In contrast to MemoryData, which offers an overall state comparison, AccessibilityData focuses on the state differences for each relevant variable individually. It includes details on how polluted states can be accessed during each test case execution, along with all possible variables that can access the infection. This involves serializing and storing the state of each variable separately.

The dictionary is structured as follows:

dict
 |
 +-- mutation_id (String Key)
      |
      +-- {Nested Dict for a mutant}
           |
           +-- "mutator" (String Key)
           |    |
           |    +-- mutation operator      
           |
           +-- "mutation_status" (String Key)
           |    |
           |    +-- KILLED/SURVIVED
           |          
           +-- "tests" (String Key)
                |
                +-- [List of Test Execution information for the mutant]
                     |
                     +-- 0: {Nested Dict for a test case}
                     |    |
                     |    +-- "test_state" (String Key)
                     |    |    |
                     |    |    +-- PASS/FAIL
                     |    +-- "test_name" (String Key)
                     |    |    |      
                     |    |    +-- Test Name
                     |    +-- "diffs" {Nested Dict of Per-variable diff}
                     |         |
                     |         +-- "variable_id" (Integer key)
                     |              |
                     |              +-- [Per Variable Memory Diff meta information]
                     |                   |
                     |                   +-- 0: [List of detailed state diff information]
                     |                           |
                     |                           +-- 0: [root_name, depth (starting from 0), node_id, attributable_parent, diff_type]
                     |                           +-- 1: [variable's hash in mutated run, variable's hash in non-mutated run]
                     +-- 1: ...

NMR_itemized_blacklist

NMR_itemized_blacklist contains blacklist node_ids regarding each variable-based state diff information per test case.

dict
|
+-- test_id (String Key)
        |
        +-- {Nested dict of per-variable blacklisted node ids}
             |
             +-- "variable_id" (Integer Key)
                  |
                  +-- {Set of blacklisted node ids}

Run the experiment step by step

The Docker image demonstrates the essential pipelines required to run the experiments. Additionally, it includes the Dockerfile used to configure the image, outlining key steps such as installing PITest, running mutation analysis, and executing our scripts.

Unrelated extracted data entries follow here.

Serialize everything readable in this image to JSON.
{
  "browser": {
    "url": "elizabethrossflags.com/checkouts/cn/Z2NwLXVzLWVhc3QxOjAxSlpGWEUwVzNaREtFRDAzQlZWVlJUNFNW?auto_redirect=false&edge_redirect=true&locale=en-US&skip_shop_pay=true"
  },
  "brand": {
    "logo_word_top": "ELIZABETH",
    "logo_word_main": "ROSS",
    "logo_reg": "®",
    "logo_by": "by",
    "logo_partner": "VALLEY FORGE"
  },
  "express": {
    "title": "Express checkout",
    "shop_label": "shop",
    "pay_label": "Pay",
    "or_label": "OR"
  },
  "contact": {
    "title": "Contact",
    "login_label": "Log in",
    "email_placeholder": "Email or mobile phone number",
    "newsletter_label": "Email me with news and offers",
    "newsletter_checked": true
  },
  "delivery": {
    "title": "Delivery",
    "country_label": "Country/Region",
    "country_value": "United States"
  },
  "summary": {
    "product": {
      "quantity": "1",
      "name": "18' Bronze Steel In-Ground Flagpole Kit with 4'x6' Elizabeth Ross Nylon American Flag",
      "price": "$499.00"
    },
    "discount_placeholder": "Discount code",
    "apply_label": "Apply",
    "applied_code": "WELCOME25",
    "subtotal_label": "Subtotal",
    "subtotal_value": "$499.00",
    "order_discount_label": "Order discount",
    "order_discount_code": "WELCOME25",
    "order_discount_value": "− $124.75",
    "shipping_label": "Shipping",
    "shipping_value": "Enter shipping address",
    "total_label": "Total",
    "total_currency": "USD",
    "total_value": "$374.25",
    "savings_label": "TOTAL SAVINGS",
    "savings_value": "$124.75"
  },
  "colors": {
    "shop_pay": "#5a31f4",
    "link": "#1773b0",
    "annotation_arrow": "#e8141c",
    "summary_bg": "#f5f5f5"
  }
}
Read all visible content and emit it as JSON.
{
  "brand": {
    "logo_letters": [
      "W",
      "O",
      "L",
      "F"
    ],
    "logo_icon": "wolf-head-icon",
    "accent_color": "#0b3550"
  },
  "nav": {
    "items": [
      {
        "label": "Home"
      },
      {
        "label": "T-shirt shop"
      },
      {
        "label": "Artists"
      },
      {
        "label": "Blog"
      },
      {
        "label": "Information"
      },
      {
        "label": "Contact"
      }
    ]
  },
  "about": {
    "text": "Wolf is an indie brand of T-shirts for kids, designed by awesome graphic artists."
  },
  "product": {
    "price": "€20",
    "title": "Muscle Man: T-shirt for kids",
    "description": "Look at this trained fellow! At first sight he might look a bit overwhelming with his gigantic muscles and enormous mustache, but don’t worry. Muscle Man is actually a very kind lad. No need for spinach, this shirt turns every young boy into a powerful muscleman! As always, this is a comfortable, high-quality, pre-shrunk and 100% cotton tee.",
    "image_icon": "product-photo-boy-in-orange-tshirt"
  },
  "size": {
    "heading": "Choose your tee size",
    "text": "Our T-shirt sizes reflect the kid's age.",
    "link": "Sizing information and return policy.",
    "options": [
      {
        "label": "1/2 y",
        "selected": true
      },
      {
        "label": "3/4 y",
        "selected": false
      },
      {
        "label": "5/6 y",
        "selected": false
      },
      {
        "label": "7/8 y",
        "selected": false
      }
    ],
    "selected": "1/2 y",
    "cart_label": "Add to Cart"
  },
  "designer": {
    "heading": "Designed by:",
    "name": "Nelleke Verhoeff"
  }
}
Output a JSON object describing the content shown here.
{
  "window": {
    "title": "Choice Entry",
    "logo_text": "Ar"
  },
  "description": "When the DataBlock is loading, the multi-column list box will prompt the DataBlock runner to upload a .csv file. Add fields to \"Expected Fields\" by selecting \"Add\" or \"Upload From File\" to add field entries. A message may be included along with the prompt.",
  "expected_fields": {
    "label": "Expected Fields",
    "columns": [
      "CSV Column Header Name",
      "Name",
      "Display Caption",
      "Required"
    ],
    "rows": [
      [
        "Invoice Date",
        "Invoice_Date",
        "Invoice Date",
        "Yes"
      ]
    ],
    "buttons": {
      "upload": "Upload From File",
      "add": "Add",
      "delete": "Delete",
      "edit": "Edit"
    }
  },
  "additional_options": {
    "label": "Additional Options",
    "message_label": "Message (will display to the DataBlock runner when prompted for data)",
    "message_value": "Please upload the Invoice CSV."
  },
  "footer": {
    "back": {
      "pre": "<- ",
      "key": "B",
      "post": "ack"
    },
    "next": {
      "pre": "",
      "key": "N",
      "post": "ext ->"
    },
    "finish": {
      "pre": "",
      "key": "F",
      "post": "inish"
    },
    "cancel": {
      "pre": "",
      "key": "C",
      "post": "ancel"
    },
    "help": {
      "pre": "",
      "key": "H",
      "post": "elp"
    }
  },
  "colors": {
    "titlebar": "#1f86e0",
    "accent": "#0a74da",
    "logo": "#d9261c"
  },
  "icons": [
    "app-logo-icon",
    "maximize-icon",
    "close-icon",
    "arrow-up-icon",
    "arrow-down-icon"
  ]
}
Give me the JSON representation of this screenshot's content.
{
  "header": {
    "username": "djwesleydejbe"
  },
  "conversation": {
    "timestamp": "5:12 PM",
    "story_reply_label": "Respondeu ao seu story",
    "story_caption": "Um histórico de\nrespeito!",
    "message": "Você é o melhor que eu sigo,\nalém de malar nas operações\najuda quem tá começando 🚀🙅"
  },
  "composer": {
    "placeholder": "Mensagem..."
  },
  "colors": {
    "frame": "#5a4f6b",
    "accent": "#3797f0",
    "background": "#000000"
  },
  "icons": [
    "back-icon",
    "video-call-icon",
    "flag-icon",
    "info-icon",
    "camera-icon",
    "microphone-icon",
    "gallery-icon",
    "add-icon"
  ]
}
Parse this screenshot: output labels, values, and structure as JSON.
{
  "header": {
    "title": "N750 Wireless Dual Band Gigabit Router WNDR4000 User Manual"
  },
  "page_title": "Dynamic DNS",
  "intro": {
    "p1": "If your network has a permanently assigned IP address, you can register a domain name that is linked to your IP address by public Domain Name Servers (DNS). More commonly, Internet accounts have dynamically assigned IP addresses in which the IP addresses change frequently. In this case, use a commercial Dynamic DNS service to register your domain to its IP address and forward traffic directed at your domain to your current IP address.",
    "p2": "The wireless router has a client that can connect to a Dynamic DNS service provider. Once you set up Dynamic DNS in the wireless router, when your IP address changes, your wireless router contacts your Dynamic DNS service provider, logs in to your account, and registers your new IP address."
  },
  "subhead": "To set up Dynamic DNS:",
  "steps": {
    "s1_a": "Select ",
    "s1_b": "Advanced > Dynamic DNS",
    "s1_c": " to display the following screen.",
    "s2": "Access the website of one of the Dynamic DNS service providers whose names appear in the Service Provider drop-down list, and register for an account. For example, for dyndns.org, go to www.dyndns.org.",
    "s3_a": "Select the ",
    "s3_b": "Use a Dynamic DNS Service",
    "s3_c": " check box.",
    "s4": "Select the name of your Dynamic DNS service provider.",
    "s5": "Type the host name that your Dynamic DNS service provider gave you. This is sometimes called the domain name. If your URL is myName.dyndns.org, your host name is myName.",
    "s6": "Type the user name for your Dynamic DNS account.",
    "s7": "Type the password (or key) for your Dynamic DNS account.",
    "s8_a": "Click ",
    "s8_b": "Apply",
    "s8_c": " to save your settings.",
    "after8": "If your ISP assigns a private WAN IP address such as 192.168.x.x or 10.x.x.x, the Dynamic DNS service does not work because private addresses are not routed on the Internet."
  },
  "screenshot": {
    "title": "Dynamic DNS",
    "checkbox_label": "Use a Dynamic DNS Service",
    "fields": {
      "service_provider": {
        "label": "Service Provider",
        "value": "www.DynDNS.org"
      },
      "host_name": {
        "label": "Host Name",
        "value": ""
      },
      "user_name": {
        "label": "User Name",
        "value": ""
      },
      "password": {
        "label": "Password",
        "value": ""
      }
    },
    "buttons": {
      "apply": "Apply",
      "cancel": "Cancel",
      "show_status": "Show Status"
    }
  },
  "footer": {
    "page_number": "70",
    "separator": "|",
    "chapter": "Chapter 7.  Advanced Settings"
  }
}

To specifically install the modified version of PITest, execute the following:

mvn clean install -Dmaven.test.skip

Acquire the jar file for instrumenting the test classes, run:

mvn clean compile assembly:single

Each subject project included in the artifact has been configured and prepared for the experiment, the general pipeline is "compile, instrument, and run mutation analysis":

mvn clean compile test-compile
java -jar "p.jar" target/test-classes
mvn "-Dmaven.main.skip" pitest:mutationCoverage >info.txt 2>result.txt

The raw data related to per-mutant final program states are stored under target/everything directory for further analysis.